Life is a train ride, says Woody Allen, he's trapped with Diane Arbus rejects in one railcar while Sharon Stone beckons him from another, the garbage dump is everybody's final stop. "I thought this was supposed to be a comedy. That was the most horrifying thing I've ever seen!" The jester-auteur is bitten by the existential bug, too much suffering in the world for funny business (cf. Sturges' Sullivan's Travels), a retrospective at the Stardust Hotel helps sort things out, or not. The eternal whirl of scholars and groupies and autograph-seekers and aspiring thespians, through a fish-eye lens dimly. "A born magician" and his remembrances, musings on the inherent anger of the trade ("it's hidden behind the jokes").
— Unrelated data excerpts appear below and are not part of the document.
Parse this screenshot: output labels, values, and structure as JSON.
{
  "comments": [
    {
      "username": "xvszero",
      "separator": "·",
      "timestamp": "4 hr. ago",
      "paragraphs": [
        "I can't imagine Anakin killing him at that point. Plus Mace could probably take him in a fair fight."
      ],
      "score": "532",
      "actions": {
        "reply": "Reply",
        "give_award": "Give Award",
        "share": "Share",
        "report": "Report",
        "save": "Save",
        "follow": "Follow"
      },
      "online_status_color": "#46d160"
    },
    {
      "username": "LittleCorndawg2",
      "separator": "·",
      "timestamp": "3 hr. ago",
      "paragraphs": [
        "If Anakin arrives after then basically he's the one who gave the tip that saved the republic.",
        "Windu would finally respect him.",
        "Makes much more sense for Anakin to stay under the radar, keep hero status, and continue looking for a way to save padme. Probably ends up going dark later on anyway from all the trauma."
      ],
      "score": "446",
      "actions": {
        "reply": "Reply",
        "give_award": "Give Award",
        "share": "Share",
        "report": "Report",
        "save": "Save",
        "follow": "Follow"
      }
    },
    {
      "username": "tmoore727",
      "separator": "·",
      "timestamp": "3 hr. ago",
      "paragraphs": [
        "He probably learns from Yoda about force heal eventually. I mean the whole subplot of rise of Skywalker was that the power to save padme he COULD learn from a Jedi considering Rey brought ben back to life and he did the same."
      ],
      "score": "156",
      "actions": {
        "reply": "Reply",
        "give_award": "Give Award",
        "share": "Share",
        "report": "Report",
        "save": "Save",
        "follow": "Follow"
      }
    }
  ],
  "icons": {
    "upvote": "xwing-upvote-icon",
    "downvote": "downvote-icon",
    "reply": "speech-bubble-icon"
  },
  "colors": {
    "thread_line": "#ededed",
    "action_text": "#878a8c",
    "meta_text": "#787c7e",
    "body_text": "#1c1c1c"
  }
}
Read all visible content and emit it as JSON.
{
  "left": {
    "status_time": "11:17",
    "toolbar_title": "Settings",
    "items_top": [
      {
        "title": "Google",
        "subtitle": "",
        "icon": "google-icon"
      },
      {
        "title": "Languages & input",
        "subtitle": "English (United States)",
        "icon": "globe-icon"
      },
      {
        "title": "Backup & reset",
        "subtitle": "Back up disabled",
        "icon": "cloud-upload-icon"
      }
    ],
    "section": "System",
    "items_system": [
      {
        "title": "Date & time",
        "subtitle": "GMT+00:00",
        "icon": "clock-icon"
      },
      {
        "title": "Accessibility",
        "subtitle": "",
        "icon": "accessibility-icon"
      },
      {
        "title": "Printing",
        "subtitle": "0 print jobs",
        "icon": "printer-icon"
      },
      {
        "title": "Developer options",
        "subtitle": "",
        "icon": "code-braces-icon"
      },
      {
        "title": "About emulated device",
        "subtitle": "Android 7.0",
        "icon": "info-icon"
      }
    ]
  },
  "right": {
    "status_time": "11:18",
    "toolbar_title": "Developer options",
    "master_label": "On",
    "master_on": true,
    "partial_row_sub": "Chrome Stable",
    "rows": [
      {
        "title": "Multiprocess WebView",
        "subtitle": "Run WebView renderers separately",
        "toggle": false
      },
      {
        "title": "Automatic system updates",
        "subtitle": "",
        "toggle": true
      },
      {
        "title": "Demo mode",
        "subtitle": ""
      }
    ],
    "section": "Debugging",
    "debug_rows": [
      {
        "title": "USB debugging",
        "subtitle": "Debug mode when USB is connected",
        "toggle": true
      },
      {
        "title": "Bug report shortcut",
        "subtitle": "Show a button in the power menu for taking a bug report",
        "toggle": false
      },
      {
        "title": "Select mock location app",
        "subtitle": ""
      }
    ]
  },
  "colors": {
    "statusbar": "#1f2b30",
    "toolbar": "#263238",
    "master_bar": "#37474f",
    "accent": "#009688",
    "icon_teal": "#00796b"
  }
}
Actresses, the dark British neurotic (Charlotte Rampling) and the fair Gallic lass (Marie-Christine Barrault), plus a New York Philharmonic violinist (Jessica Harper). Allen takes stock, "the full complement of nasties." (The format builds on Annie Hall, and is revisited in Deconstructing Harry.) The ether of consciousness, fluid and sour, it's a blowup of Groucho one moment and the next a blowup of Nguyen Van Lém executed. The nerd's hostility unleashed, "it broke loose while he napped" to roam the landscape and maul family and lawyers. The condition is a cosmic one, the psychiatrist gives it a name ("Ozymandias Melancholia"), Allen summons Altman's Nashville to end it. "To you, I'm an atheist. To God, I'm the loyal opposition." The constellation inevitably fades but until then there's a spring breeze and a contented glance and Louis Armstrong's genuine Jazz Heaven. The obsessive inquiry boiled down to a throwaway science-fiction image is borrowed by Antonioni in Identificazione di una donna. Cinematography by Gordon Willis. With Tony Roberts, Daniel Stern, Amy Wright, Anne De Salvo, Helen Hanft, John Rothman, David Lipman, and Leonardo Cimino. In black and white.